For general advice on how to use SLURM see SLURM usage. This page describes ziggy's configuration.
Ziggy has two sorts of node:
Naming scheme | CPU type | Owned by | Number of cores per node | Memory per node | Total number of these | SLURM property |
node-0-X | Ivy Bridge | Hunter group | 16 | 132GB | 8 | ivybridge |
swan-1-X | Westmere | CMI | 12 | 24GB | 4 | westmere |
Ziggy has five 'partitions':
Partition Name | Who can use it | Nodes | Default time limit | Maximum time limit | Other limits | Preemption |
HUNTER | Members of the Hunter group | All the Ivy Bridge nodes | 24 hours | 48 hours | None | Preemptor: can stop and requeue preemptee jobs that are running on its nodes |
HUNTERLONG | Members of the Hunter group | All the Ivy Bridge nodes | 128 hours | 128 hours | A maximum of 96 cores may be in use by this partition and the LONG partition together at any one time.
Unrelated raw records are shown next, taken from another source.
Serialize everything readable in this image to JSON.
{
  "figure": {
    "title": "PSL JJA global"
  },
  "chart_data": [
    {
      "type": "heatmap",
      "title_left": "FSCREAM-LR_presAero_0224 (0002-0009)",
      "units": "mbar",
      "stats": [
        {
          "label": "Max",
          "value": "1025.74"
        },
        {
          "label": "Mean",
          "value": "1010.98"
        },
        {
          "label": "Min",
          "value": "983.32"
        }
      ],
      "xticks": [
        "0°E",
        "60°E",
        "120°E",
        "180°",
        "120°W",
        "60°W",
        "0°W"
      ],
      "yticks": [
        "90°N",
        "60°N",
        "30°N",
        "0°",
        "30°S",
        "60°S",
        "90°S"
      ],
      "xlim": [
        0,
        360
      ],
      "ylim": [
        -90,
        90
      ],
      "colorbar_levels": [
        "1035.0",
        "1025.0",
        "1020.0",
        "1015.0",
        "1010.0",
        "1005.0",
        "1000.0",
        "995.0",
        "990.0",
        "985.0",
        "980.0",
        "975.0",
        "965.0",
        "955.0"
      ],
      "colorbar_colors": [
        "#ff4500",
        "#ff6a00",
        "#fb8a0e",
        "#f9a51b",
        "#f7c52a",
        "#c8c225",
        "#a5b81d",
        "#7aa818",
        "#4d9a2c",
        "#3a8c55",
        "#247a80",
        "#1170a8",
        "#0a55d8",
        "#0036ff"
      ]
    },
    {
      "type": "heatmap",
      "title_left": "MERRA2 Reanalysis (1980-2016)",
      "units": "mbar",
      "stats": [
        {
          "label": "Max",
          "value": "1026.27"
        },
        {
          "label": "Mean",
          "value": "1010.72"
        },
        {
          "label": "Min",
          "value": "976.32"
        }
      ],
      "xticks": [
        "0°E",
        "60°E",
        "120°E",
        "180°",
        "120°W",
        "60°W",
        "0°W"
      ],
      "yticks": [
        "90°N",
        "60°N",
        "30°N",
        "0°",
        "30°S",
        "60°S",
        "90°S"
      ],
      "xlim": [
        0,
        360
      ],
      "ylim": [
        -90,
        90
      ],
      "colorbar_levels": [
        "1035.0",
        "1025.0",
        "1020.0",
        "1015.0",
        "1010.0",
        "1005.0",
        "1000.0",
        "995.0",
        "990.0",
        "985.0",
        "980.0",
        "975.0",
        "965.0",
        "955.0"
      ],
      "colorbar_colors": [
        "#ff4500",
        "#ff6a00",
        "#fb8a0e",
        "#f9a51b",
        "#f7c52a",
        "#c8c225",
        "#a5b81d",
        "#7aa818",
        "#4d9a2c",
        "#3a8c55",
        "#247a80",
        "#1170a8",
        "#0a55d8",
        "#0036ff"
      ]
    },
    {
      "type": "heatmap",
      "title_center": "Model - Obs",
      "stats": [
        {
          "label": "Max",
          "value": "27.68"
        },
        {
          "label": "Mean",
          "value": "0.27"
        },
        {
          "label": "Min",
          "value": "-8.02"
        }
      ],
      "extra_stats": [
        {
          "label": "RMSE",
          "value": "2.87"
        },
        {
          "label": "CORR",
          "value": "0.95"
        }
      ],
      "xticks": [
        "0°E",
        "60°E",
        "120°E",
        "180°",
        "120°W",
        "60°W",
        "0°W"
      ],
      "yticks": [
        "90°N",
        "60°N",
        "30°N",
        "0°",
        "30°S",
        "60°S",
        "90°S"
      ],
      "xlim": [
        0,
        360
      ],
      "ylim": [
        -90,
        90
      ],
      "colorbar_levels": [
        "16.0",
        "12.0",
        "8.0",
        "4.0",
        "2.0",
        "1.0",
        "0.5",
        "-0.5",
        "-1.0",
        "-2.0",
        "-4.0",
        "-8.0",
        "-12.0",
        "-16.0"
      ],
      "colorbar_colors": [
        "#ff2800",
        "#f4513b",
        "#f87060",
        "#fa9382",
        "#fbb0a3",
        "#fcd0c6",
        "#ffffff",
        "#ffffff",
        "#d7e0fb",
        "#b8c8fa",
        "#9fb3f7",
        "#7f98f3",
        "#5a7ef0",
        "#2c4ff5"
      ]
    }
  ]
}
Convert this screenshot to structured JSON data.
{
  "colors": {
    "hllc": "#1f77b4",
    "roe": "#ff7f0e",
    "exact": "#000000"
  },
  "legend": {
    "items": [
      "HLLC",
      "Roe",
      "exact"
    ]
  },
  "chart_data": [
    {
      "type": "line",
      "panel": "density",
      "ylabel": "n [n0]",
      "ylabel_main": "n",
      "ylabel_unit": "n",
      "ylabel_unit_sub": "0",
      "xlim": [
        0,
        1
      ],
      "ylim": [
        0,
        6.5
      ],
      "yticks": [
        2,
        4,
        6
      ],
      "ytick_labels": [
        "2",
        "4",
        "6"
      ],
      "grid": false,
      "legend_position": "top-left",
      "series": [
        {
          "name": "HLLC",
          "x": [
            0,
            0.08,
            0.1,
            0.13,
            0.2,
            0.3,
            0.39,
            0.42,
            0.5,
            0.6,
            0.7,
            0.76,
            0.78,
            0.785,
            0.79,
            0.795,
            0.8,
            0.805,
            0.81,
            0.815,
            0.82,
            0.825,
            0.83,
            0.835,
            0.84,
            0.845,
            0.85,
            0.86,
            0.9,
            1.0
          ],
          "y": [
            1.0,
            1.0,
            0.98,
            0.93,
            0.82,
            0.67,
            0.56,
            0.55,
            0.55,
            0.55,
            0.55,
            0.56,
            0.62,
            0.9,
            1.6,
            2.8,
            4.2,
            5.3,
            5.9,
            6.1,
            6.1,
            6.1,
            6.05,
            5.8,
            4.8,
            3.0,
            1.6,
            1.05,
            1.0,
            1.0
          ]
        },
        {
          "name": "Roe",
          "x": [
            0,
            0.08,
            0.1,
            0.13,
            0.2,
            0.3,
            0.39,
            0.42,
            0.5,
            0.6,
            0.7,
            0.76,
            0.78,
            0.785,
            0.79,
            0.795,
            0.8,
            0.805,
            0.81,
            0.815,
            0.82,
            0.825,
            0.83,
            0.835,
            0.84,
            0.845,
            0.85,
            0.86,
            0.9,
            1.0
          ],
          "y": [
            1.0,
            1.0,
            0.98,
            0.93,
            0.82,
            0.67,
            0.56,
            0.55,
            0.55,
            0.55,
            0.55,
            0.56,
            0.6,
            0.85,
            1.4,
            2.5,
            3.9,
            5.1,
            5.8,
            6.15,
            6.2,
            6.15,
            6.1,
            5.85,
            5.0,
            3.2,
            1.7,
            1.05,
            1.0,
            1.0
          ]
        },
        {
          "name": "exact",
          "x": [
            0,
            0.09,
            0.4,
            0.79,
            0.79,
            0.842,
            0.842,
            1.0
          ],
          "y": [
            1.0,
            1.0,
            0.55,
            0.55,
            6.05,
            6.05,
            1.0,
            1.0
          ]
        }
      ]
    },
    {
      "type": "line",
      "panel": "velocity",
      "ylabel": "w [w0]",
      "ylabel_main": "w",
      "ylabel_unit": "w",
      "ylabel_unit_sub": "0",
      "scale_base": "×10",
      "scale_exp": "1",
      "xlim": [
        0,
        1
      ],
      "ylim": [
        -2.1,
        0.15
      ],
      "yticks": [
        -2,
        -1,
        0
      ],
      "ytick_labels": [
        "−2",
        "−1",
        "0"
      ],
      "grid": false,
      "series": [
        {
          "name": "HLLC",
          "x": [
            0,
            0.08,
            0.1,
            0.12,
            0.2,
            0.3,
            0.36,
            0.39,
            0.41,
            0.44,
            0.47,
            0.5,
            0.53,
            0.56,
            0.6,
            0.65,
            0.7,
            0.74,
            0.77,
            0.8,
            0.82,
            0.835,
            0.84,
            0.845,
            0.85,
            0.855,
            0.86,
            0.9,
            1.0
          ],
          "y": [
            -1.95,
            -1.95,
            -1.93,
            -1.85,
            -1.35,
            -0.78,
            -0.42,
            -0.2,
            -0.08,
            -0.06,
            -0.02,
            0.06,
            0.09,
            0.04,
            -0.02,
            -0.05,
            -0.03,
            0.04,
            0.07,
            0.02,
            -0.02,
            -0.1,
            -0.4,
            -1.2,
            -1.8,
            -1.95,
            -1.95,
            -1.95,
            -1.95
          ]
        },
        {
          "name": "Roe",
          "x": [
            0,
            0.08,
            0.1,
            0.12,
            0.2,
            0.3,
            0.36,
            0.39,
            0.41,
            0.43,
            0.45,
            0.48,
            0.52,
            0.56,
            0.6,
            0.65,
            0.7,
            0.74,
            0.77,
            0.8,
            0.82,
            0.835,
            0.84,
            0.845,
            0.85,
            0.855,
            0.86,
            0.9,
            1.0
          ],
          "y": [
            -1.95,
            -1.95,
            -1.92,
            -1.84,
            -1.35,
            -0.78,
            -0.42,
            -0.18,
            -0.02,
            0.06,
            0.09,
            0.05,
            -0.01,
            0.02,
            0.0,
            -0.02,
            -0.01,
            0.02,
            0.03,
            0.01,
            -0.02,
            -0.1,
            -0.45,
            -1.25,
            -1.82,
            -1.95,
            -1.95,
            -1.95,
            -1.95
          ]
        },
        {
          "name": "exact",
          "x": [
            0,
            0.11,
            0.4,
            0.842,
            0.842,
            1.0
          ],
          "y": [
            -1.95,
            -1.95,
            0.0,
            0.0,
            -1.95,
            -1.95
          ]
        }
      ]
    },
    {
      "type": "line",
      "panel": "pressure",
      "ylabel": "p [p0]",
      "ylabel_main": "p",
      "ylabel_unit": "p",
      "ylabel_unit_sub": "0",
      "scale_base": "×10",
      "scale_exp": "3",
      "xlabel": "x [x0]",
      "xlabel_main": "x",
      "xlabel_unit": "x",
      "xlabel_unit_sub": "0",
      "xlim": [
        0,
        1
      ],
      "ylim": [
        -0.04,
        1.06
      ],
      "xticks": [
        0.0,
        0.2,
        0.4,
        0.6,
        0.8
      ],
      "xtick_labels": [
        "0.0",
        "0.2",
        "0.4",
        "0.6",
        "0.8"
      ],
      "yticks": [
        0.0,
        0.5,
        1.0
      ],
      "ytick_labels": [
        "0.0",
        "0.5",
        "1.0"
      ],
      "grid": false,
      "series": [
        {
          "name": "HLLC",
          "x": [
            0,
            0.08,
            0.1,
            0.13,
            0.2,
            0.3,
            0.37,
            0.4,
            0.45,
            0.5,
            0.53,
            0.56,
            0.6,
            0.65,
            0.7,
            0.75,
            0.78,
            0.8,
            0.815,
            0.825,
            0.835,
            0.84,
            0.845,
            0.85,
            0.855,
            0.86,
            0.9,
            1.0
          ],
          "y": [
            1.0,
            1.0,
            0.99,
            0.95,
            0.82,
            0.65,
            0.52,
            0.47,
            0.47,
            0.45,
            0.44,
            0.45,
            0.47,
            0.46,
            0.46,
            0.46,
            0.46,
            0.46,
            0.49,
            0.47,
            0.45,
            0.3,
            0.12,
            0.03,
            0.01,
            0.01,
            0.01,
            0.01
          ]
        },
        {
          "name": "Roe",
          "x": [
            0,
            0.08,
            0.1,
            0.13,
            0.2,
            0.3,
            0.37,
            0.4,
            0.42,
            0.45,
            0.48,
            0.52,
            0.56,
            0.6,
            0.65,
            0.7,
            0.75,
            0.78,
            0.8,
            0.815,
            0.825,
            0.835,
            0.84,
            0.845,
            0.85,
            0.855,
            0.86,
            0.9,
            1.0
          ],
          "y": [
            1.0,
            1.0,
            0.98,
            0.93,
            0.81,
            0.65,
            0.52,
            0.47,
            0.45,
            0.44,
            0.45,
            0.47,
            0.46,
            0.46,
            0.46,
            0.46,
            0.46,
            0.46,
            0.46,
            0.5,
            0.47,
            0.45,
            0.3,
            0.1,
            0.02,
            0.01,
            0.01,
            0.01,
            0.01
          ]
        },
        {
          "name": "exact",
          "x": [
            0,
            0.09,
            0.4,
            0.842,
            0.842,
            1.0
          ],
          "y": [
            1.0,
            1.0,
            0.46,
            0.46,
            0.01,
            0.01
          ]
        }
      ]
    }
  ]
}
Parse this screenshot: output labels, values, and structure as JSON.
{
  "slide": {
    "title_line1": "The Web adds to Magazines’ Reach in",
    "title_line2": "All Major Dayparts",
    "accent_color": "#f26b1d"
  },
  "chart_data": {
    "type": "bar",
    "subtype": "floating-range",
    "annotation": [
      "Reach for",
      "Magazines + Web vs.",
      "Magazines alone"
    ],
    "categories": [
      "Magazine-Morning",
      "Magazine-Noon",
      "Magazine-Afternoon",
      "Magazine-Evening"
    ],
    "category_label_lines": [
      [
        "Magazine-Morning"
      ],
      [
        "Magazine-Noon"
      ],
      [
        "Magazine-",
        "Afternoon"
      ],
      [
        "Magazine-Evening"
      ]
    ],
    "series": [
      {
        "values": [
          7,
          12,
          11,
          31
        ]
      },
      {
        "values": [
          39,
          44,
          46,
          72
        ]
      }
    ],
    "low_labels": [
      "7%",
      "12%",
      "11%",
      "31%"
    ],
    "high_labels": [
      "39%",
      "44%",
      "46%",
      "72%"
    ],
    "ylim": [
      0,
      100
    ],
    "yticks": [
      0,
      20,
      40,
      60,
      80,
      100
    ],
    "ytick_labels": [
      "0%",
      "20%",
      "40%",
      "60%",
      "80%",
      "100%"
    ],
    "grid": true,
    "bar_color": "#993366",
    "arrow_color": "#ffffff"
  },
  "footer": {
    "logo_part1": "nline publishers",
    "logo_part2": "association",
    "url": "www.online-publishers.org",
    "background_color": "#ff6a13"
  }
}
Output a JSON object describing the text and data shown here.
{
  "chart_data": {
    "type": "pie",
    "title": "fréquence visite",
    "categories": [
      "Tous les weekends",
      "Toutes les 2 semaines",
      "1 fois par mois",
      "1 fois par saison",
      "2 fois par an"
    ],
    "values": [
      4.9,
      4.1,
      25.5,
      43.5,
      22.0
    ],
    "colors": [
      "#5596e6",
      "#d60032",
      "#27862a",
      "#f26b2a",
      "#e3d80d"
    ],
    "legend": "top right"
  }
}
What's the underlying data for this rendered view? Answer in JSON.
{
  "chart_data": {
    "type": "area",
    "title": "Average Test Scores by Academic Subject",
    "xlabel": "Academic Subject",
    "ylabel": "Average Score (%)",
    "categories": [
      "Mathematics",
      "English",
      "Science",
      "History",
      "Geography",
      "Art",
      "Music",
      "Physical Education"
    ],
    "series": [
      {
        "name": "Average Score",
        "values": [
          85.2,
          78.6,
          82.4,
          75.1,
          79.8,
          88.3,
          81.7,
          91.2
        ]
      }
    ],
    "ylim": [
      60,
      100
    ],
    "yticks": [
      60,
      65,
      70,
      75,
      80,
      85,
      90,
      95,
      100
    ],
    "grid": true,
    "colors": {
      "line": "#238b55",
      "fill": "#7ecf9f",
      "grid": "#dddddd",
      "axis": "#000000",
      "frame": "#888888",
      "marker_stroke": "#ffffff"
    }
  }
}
This is a global limit, not per user. | Preemptor: canĀ stop and requeue preemptee jobs that are running on its nodes |
SWAN | Anyone | All the Westmere nodes | 24 hours | 48 hours | None | Preemptor: canĀ stop and requeue preemptee jobs that are running on its nodes |
CLUSTER | Anyone | All the nodes | 24 hours | 48 hours | None | Preemptee: jobs can be stopped and requeued to allow preemptor jobs to run |
LONG | Anyone | All the nodes | 128 hours | 128 hours | A maximum of 96 cores may be in use by this partition and the HUNTERLONG partition together at any one time. This is a global limit, not per user. | Preemptee: jobs can be stopped and requeued to allow preemptor jobs to run |
When submitting a compute job you should normally give a list of possible partitions with the -p flag. SLURM will try to place the job in a suitable partition where it will start as soon as possible. If you don't choose a partition SLURM will use CLUSTER, which can lead to the job being stopped and put back on the queue (preempted) to allow other jobs to run.
The LONG partition allows jobs of up to 128 hours, but these can be preempted by shorter jobs.